In college, I was a campus rep for Miller Brewing Co. and the local Miller distributor. When I finished college, I took over the family business for four years until I joined the Philadelphia-area Miller wholesaler, where I worked for 22 years as a sales rep, in marketing, as a sales manager and brand manager. In the 1990s, during that decade’s craft brewing surge, I had a four-year stint running the company’s specialty products division. That job definitely enhanced my beer knowledge and turned me into a better beer enthusiast and proud beer geek.
Ten years ago, I joined Kramer Beverage Co., a New Jersey Coors wholesaler, as a brand manager, marketing director and now I am the manager of our newly formed Specialty Products Division, promoting the glorious variety of styles, flavors and experiences offered by the craft beer movement.
Beer drinkers may wonder what famous or historical person, if given the chance, they would like to have a cold beer with. Along the way I’ve had the opportunity to raise a glass with some pretty interesting and well-known people. Some have been luminaries in the brewing business; others were celebrities I worked with while promoting the brands I represented.

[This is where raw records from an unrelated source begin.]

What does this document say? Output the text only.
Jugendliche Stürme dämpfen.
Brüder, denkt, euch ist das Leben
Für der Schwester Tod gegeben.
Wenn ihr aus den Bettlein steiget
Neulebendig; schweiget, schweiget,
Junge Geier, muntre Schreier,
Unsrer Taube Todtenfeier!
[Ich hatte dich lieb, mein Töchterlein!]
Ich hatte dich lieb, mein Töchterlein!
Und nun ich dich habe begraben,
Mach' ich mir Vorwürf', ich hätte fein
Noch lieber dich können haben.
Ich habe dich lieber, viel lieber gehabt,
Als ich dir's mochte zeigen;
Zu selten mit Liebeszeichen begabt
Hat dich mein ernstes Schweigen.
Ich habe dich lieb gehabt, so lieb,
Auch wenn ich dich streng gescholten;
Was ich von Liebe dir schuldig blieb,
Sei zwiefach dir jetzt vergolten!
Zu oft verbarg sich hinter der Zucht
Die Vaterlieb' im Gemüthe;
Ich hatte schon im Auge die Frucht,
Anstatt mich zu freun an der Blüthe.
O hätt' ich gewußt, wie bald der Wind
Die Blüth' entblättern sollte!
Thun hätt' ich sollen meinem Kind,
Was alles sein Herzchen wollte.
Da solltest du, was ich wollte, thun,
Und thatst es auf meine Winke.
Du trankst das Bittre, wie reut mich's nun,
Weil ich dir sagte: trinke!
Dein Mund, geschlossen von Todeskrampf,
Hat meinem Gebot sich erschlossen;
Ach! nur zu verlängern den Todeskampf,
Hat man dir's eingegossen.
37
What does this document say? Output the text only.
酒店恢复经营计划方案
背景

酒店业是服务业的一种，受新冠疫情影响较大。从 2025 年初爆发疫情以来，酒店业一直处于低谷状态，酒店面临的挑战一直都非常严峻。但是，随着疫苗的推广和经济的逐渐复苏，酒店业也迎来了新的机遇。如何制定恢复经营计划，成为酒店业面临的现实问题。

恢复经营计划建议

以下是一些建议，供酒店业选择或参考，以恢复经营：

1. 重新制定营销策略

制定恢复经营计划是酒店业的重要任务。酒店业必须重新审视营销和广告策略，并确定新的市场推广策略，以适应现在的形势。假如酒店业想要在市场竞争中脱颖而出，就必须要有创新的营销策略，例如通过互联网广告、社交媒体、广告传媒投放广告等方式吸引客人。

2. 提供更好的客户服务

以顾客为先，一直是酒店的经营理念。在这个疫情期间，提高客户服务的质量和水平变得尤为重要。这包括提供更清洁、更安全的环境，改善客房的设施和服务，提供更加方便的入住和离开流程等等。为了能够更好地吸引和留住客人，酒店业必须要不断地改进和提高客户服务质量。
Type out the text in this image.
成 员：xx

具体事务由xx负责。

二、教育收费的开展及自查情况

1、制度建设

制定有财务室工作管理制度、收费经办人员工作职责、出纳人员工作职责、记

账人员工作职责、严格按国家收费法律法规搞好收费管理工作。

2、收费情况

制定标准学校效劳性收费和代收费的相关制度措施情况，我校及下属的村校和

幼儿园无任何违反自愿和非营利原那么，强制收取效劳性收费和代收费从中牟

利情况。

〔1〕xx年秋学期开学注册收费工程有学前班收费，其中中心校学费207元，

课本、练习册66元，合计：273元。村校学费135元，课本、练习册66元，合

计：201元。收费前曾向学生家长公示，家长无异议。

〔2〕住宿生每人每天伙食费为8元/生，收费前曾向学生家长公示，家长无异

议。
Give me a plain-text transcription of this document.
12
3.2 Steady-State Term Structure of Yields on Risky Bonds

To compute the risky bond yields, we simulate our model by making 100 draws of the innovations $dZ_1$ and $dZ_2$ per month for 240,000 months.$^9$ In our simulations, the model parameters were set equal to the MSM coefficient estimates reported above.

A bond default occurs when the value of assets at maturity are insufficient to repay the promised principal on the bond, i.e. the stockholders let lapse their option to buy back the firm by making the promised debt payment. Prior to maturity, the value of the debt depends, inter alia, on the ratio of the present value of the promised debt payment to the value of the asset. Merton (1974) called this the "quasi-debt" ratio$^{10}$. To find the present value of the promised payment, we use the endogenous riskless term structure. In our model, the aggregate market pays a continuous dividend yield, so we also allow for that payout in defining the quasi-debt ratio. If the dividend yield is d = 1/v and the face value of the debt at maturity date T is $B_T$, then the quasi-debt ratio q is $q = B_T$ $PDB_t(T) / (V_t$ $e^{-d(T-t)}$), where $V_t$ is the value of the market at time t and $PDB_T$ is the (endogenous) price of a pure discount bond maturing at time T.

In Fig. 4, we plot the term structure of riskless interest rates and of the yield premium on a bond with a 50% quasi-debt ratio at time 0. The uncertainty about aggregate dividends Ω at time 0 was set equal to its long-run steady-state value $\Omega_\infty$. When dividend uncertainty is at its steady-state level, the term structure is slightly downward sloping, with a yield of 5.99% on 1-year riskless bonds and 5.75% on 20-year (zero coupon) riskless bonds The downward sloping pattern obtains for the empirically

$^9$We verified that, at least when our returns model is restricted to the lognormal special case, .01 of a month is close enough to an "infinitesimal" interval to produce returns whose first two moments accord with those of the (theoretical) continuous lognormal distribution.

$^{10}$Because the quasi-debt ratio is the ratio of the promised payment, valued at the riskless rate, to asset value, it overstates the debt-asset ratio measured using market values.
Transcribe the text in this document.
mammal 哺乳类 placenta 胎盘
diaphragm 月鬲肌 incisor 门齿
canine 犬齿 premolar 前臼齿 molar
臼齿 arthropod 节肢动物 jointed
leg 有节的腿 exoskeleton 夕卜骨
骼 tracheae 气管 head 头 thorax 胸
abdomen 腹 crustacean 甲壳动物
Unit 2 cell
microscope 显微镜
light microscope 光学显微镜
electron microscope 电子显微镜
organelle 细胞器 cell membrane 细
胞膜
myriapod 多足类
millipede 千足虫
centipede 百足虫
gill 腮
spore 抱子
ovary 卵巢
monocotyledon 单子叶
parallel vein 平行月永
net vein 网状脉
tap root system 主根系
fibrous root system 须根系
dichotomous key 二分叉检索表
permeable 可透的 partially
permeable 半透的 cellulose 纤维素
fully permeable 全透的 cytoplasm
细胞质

In my Miller days, there was Bobby Allison and Rusty Wallace—I even got to announce the famous phrase “Gentlemen, start your engines!” at a NASCAR race at Pocono. Local appearances by the Miller Lite All Stars from the classic commercial series had me working with Bubba Smith, Dick Butkus, Marv Throneberry and my favorite, Lee “The Doll” Meredith.
Beer business notables have included Pete Coors, Jim Koch, Dick Yuengling, Alan Newman, Dick and Jake Leinenkugel, Derek and Andrew Oland, Eric Molson, Sam Calagione and Pierre Celis. And then there was spending time with the incomparable Michael Jackson during his many book tours and visits to Philly beer events. I was even on hand when Britain’s Prince Charles pulled a pint in the pub at the Shepherd Neame brewery in Faversham, Kent, during their 1998 celebration of 300 years of continuous operation.
Unfortunately, the beer business entrepreneur I would have most liked to have a beer with was lost to me when he passed away just after my 13th birthday. I think my Dad, also named Lionel, would have been proud that I followed him into the beer business. He died just eight short years after he started his business and never knew that his only son would make a career of delivering good beer to thirsty customers.
So join me in a toast to family, and friends and good beer. And remember to take every opportunity to sip a cold one with someone famous, or interesting, or, especially, someone important in your life. Cheers.